Not everyone is convinced a rush to film is the right move, given the current landscape of ballooning production and marketing costs, flat DVD sales, and only a 5% attendance increase at theaters after an extended box-office slump. "It's a dangerous trend in that most people will end up taking a bath by getting into funding production, especially working outside of Hollywood," said a senior-level agent at a Hollywood talent firm.
Mr. Knight, who has linked with Dale Wahl, a 16-year Nike vet now president-CEO of Laika, has shown he's willing to invest. He paid $7 million for land near Portland, Ore., and is planning to sink another $100 million to build a Nike-like campus for film production. The company intends to staff up from 100 employees to nearly 500 over the next few years.
"Phil's not afraid of a business risk, but he does it on a very calculated basis," Mr. Wahl said. "Did the world need another athletic-shoe company when he launched Nike? Maybe not, but through innovation, excellent product and strong marketing, he made it vital."
Many moguls come to Hollywood ready to bankroll a message. EBay founder Jeff Skoll created Participant Productions with the express purpose of making socially conscious movies. He's done just that, with Al Gore's "An Inconvenient Truth" following on the heels of Academy Award nominees "Good Night, and Good Luck," "Syriana" and "North Country."
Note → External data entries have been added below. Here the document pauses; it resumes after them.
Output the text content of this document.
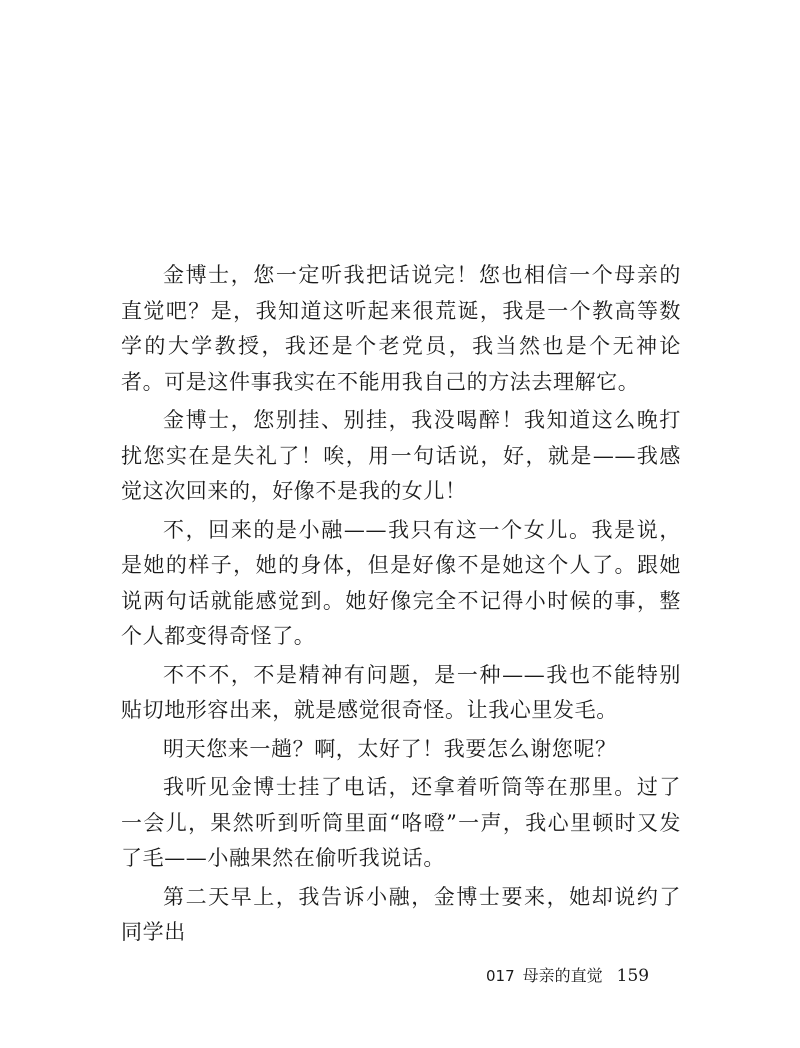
金博士，您一定听我把话说完！您也相信一个母亲的直觉吧？是，我知道这听起来很荒诞，我是一个教高等数学的大学教授，我还是个老党员，我当然也是个无神论者。可是这件事我实在不能用我自己的方法去理解它。

金博士，您别挂、别挂，我没喝醉！我知道这么晚打扰您实在是失礼了！唉，用一句话说，好，就是——我感觉这次回来的，好像不是我的女儿！

不，回来的是小融——我只有这一个女儿。我是说，是她的样子，她的身体，但是好像不是她这个人了。跟她说两句话就能感觉到。她好像完全不记得小时候的事，整个人都变得奇怪了。

不不不，不是精神有问题，是一种——我也不能特别贴切地形容出来，就是感觉很奇怪。让我心里发毛。

明天您来一趟？啊，太好了！我要怎么谢您呢？

我听见金博士挂了电话，还拿着听筒等在那里。过了一会儿，果然听到听筒里面“咯噔”一声，我心里顿时又发了毛——小融果然在偷听我说话。

第二天早上，我告诉小融，金博士要来，她却说约了同学出

017 母亲的直觉 159
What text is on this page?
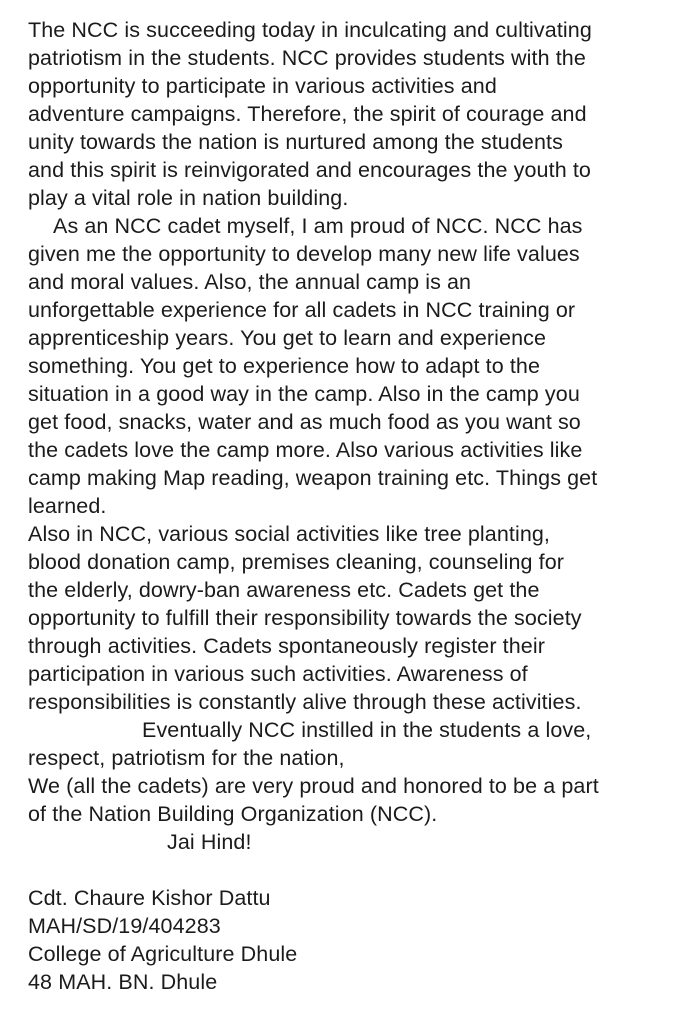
The NCC is succeeding today in inculcating and cultivating
patriotism in the students. NCC provides students with the
opportunity to participate in various activities and
adventure campaigns. Therefore, the spirit of courage and
unity towards the nation is nurtured among the students
and this spirit is reinvigorated and encourages the youth to
play a vital role in nation building.
As an NCC cadet myself, I am proud of NCC. NCC has
given me the opportunity to develop many new life values
and moral values. Also, the annual camp is an
unforgettable experience for all cadets in NCC training or
apprenticeship years. You get to learn and experience
something. You get to experience how to adapt to the
situation in a good way in the camp. Also in the camp you
get food, snacks, water and as much food as you want so
the cadets love the camp more. Also various activities like
camp making Map reading, weapon training etc. Things get
learned.
Also in NCC, various social activities like tree planting,
blood donation camp, premises cleaning, counseling for
the elderly, dowry-ban awareness etc. Cadets get the
opportunity to fulfill their responsibility towards the society
through activities. Cadets spontaneously register their
participation in various such activities. Awareness of
responsibilities is constantly alive through these activities.
Eventually NCC instilled in the students a love,
respect, patriotism for the nation,
We (all the cadets) are very proud and honored to be a part
of the Nation Building Organization (NCC).
Jai Hind!
Cdt. Chaure Kishor Dattu
MAH/SD/19/404283
College of Agriculture Dhule
48 MAH. BN. Dhule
Phil Anschutz, whose Walden Media was founded to produce inspirational, G-rated family fare, is riding high on "The Chronicles of Narnia: The Lion, the Witch and the Wardrobe" after duds such as "Around the World in 80 Days." The $150 million "Narnia" was a test of whether Walden could be a real player. The doubt faded when the film passed $744.7 million worldwide, making it Disney's highest-grossing live-action movie.
Great wealth doesn't always make great art. Fred Smith, the founder of Federal Express, funds Alcon Entertainment, responsible for the monosyllabic teen comedy "Dude, Where's My Car?" The company has fared better with family-friendly movies such as "My Dog Skip" and "The Sisterhood of the Traveling Pants," and has a varied slate in the works including "Wicker Man" with Nicolas Cage.
'A beautiful thing'
Marc Turtletaub, who financed his foray into the movie business from the sale of loan company the Money Store, seems focused now on art-house films such as "Sherrybaby" and "Everything Is Illuminated" after producing mainstream fare such as "Big Momma's House 2" and "The Honeymooners" with mixed success.
Mark Cuban, the outspoken entrepreneur who owns Landmark Theaters, HD Net, Magnolia Pictures and other pieces of a vertically integrated media mini-empire, said new faces in the business open up opportunities.
"Anytime new models can be tested by people using their own money, it's a beautiful thing," Mr. Cuban said by e-mail. "If movies around brands can work, it opens new doors."
Rich Silverman, president and founder of talent-management firm Edge Talent Group, said more projects in the pipeline mean more opportunities for talent and perhaps fresh ideas. But outsiders have to act prudentlyto succeed here, he said.
"There will always be rich people coming here because of a passion for the movies and money to burn," Mr. Silverman said. "They can't rush in naively without doing their homework. It's a very risky business, but in success, it's so gratifying."